So before I get started, I wish to tell an anecdote from ENG413 that happened today. While working on a collaborative essay, a girl in my group perked up and said, "Does someone have the gum Fruit Stripes?" And from down the table, a boy held up a freshly opened pack and said, "You have an excellent nose!" The smeller told everyone within ear shot how she would eat that gum all summer long and the Zebra tattoos that are on the wrapper always came out blurry. I perked up and said, "That gum smells like childhood and I haven't smelled that in 15 years." All agreed with me. From the wafting scent of a piece of (really crappy gum) we were suddenly pulled back into a time of pop sickles, summer nights and stirrup pants. Oh the 90s.
I think Proust accepts Cavandish's point that the brain cannot be squared, to a degree. He marvels and relishes the randomness of human existence. "...it [the memory] has stopped, has perhaps sunk back into its darkness, from which who can say whether it will ever rise again?" (2) Lerer outlines the principle of "just accept it" in Bergson's idea, "the reality of our self-consciousness- could not be reduced or experimentally dissected." (78) I find this perspective incredibly fascinating and paradoxical. On one hand, Proust and Bergson acknowledge the unexplainable of the human consciousness, but on the other hand they constantly explore their feelings, memories and writings. I would think their constant writings and in the case of Proust, exploration of a joyous feelings, represents an insatiable curiosity of the mind. I may be splitting hairs here, but perhaps they cannot admit that they are drawn to the idea of being able to explain their memories and mind despite denying their ability to do so. Why is it that Proust wrote three pages of Times New Roman font on the fleeting memory of the taste of a madeleine? Because he wanted to know what that feeling was. "...(although I did not yet know and must long postpone the discovery of why this memory made me so happy)" (2-3) This sentence implies he will further search for the source of the happiness, instead of simply basking in the happiness he had in that fleeting moment. Further, if Proust constantly edited his works as Lerer tells us, Proust didn't leave his memories alone; he constantly edited them in search for something in them or perfection.
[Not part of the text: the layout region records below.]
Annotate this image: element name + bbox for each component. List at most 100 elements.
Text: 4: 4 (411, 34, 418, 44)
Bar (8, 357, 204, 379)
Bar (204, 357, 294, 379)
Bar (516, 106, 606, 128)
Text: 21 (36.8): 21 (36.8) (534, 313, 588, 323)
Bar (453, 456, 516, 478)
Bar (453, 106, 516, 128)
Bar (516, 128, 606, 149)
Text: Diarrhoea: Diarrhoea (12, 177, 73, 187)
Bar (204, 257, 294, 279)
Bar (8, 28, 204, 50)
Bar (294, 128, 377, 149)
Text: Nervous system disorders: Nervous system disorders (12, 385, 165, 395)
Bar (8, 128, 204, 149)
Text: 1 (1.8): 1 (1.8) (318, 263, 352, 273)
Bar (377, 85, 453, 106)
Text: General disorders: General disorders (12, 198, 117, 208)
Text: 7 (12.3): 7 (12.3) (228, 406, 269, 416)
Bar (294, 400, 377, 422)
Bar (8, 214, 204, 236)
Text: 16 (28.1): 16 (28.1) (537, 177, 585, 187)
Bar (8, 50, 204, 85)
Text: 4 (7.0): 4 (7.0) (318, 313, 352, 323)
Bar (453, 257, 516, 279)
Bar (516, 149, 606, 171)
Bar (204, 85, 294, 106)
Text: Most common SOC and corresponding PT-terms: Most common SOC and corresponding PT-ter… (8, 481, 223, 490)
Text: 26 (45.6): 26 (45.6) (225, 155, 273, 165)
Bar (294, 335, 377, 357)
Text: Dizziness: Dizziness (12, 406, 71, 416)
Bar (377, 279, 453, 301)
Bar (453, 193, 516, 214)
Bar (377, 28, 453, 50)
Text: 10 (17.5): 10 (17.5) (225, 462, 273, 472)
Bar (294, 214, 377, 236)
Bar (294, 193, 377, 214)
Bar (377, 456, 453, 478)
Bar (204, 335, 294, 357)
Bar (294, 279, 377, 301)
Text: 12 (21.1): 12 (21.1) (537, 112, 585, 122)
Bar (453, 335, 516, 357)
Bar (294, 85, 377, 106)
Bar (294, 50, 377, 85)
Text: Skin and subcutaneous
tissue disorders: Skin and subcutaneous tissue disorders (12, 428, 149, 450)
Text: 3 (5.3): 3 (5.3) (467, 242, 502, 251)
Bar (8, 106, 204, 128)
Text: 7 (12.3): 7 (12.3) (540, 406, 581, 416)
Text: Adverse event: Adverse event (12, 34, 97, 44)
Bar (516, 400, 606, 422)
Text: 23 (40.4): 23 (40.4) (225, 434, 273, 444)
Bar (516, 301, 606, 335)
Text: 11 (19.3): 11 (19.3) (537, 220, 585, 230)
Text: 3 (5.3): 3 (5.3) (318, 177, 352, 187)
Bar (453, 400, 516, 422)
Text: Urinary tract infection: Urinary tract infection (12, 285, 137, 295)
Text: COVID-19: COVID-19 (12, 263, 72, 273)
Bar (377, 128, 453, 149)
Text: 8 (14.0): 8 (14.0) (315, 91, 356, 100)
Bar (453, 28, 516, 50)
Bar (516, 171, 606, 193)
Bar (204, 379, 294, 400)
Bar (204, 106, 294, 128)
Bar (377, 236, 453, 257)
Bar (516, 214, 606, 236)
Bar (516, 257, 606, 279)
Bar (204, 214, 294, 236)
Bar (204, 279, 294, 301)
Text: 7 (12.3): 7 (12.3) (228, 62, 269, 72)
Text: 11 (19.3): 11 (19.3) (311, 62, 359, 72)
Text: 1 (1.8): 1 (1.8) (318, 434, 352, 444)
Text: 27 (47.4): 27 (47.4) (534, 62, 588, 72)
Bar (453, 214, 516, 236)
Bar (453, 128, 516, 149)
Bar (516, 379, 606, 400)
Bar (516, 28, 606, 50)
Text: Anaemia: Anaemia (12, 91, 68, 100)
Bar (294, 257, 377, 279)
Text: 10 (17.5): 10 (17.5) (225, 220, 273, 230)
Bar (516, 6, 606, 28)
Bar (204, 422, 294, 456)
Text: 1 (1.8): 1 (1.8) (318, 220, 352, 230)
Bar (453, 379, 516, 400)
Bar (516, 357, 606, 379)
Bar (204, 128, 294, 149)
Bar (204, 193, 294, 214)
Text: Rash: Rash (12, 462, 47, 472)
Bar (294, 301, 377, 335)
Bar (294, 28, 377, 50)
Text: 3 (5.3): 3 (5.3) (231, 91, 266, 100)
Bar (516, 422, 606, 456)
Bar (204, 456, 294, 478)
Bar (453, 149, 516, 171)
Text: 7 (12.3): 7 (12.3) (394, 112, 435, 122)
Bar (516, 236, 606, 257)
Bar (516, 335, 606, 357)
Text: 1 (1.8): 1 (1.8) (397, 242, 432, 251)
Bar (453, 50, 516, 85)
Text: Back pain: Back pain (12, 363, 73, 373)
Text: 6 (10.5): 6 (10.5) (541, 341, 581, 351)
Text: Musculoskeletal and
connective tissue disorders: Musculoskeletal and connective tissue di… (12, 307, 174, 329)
I happen to be taking a Medieval and Renaissance lit course that uses the omniscient Norton Anthology of English Literature. The poetry of the time was not looking for accuracy of reality, but rather wanted the perfection of wordplay that creates a new world, filled with truth and magic, which holds moral truth as well. The poets alone had the power to fabricate these new worlds to inhabit (NAEL vol 1B, 504). Similarly, Proust believed that "only the artist was able to describe reality as it was actually experienced." (77) As is with most literature, I find this a fascinating point, that only those who produce art tell the truth. Or, is it create truth? If we take what the rat experiment of 2002 proved, the truth of our memory is only that which we remembered the last time. So wouldn't truth only be what we made in the moment? What is true, the buttery cookie or the memory of the buttery cookie? What is my reality, the physical world in which I live or the world created inside my mind through memory? The last world is constantly edited, combining new lessons and facts with old ones; an ever changing reality quite unique. But since I am not a poet or "gifted" writer in the traditional sense, does my writing, words and internal reality not actually represent or is reality? I would disagree with Proust in that point. Why does he and Renaissance authors have the authority to dismiss my memories that are just as strong as the tea and cookie?
I finally want to say how cool the Nader experiment is. He actually proved that we need constant repetition to remember, it's not just my French TA blabbering on and wanting to torture me with verb conjugations! I'm still trying to wrap my mind around the idea that my memories are constantly remade. It makes sense logically, but to think that I will never remember anything exactly as it was the first time is slightly scary. Will I remember my child's first step clearly or my high school graduation? Perhaps that is what Proust is trying to do; capture himself in a moment to examine. But in that caging, he also changes his memory because he can go back and visit it. So, memory is a recursive process, just like writing or reading.
So, when I smell the Fruit Stripes gum, I will remember the summation of childhood summers AND the ENG experience, tainting the original memory, that actually does not exist anymore.
In other news, would anyone like a cookie?